TalkingDataAdtrackingFraudDetection

Script to predict fraud clicks in ads. Working with this kind of dataset is hard because it is a very large dataset and the classes are very unbalanced. Here, we have 2 classes, 0 and 1, indicating id the click resulted in a download of the app or not. The script process the file in small chunks and apply a filter creating a new file with a similar number of observations in both classes. Then, this balanced file is read and it is made an exploraty data analysis and feature engineering in order to get a better fit of the model.
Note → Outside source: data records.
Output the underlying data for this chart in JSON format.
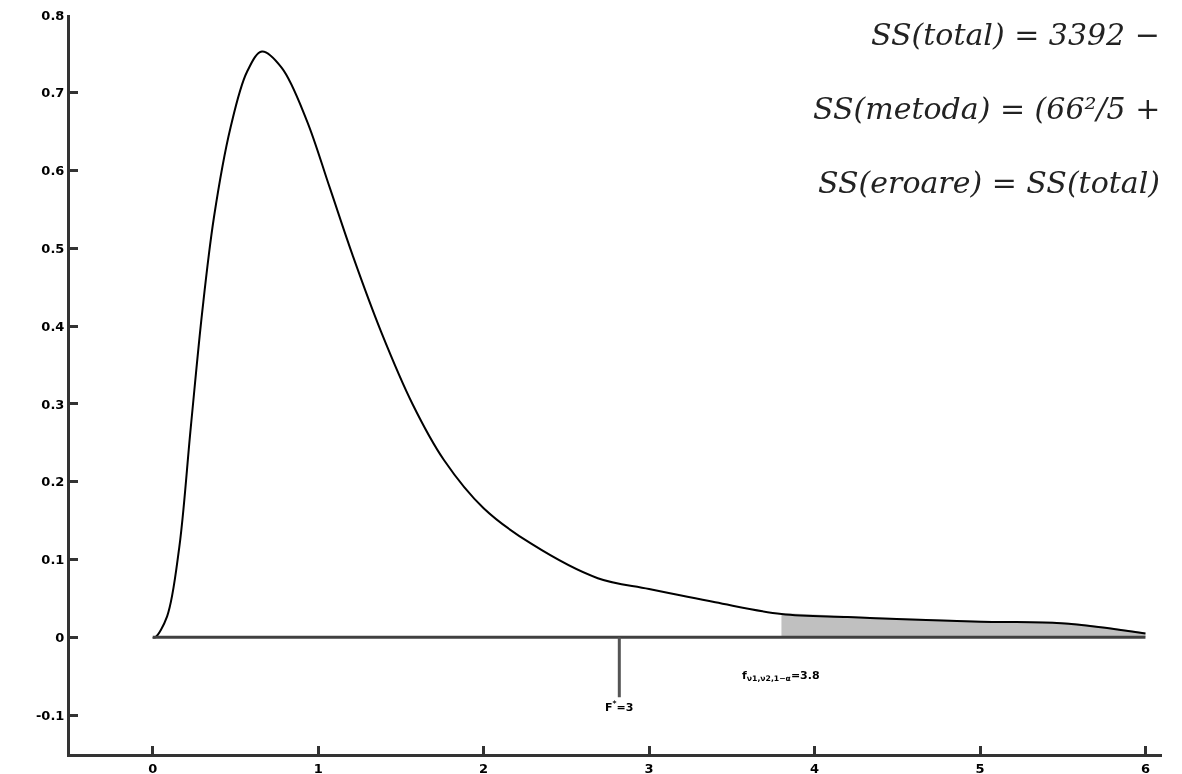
{
  "chart_data": {
    "type": "line",
    "x": [
      0,
      0.015,
      0.087,
      0.16,
      0.23,
      0.3,
      0.37,
      0.47,
      0.57,
      0.66,
      0.78,
      0.93,
      1.07,
      1.21,
      1.38,
      1.57,
      1.76,
      2.0,
      2.29,
      2.69,
      3.0,
      3.4,
      3.8,
      4.2,
      4.58,
      5.0,
      5.49,
      6.0
    ],
    "series": [
      {
        "color": "#000000",
        "values": [
          0,
          0,
          0.027,
          0.115,
          0.27,
          0.42,
          0.54,
          0.655,
          0.727,
          0.753,
          0.732,
          0.665,
          0.578,
          0.49,
          0.393,
          0.3,
          0.228,
          0.166,
          0.12,
          0.076,
          0.062,
          0.045,
          0.03,
          0.026,
          0.023,
          0.02,
          0.018,
          0.005
        ]
      },
      {
        "type": "area",
        "color": "#c0c0c0",
        "x": [
          3.8,
          4.2,
          4.58,
          5.0,
          5.49,
          6.0
        ],
        "values": [
          0.03,
          0.026,
          0.023,
          0.02,
          0.018,
          0.005
        ]
      }
    ],
    "xlim": [
      -0.5,
      6.1
    ],
    "xticks": [
      0,
      1,
      2,
      3,
      4,
      5,
      6
    ],
    "ylim": [
      -0.15,
      0.8
    ],
    "yticks": [
      -0.1,
      0,
      0.1,
      0.2,
      0.3,
      0.4,
      0.5,
      0.6,
      0.7,
      0.8
    ],
    "ref_lines": [
      {
        "axis": "y",
        "value": 0,
        "color": "#404040"
      }
    ],
    "annotations": [
      {
        "text": "F$^{*}$=3",
        "x": 2.82,
        "y": 0
      },
      {
        "text": "f$_{ν1,ν2,1−α}$=3.8",
        "x": 3.8,
        "y": 0
      },
      "SS(total) = 3392 −",
      "SS(metoda) = (66²/5 +",
      "SS(eroare) = SS(total)"
    ],
    "grid": false,
    "marker": "none",
    "line_style": "solid"
  }
}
Once it is done, it is trained a XGBoost and a LightGBM algorithms to predict if the download was executed or not.

The dataset is composed by the following variables:

ip: click IP address;

app: application id referred by the ad;

device: dispositive type ID;

os: operational system version;

channel: channel of the announcement editors;

click_time: register and time of the click;

attributed_time: if the app was downloaded, it shows the time of the download;

is_attributed (Target): target feature indicating if the app was downloaded or not.

This repository contains:

TalkingDataAdTrackingFraudClickDetection.R - the r script to generate the datasets, train the models and make the predictions.

TalkingDataAdTrackingFraudClickDetection.html - the html report with the code and comments. HERE

It will be generated by the code:

databalanced.csv - the file with balanced data generated by the scrip. As this step take a long time, I already put it here.

predictionsLGBM.csv - the file with the click_id and predictions.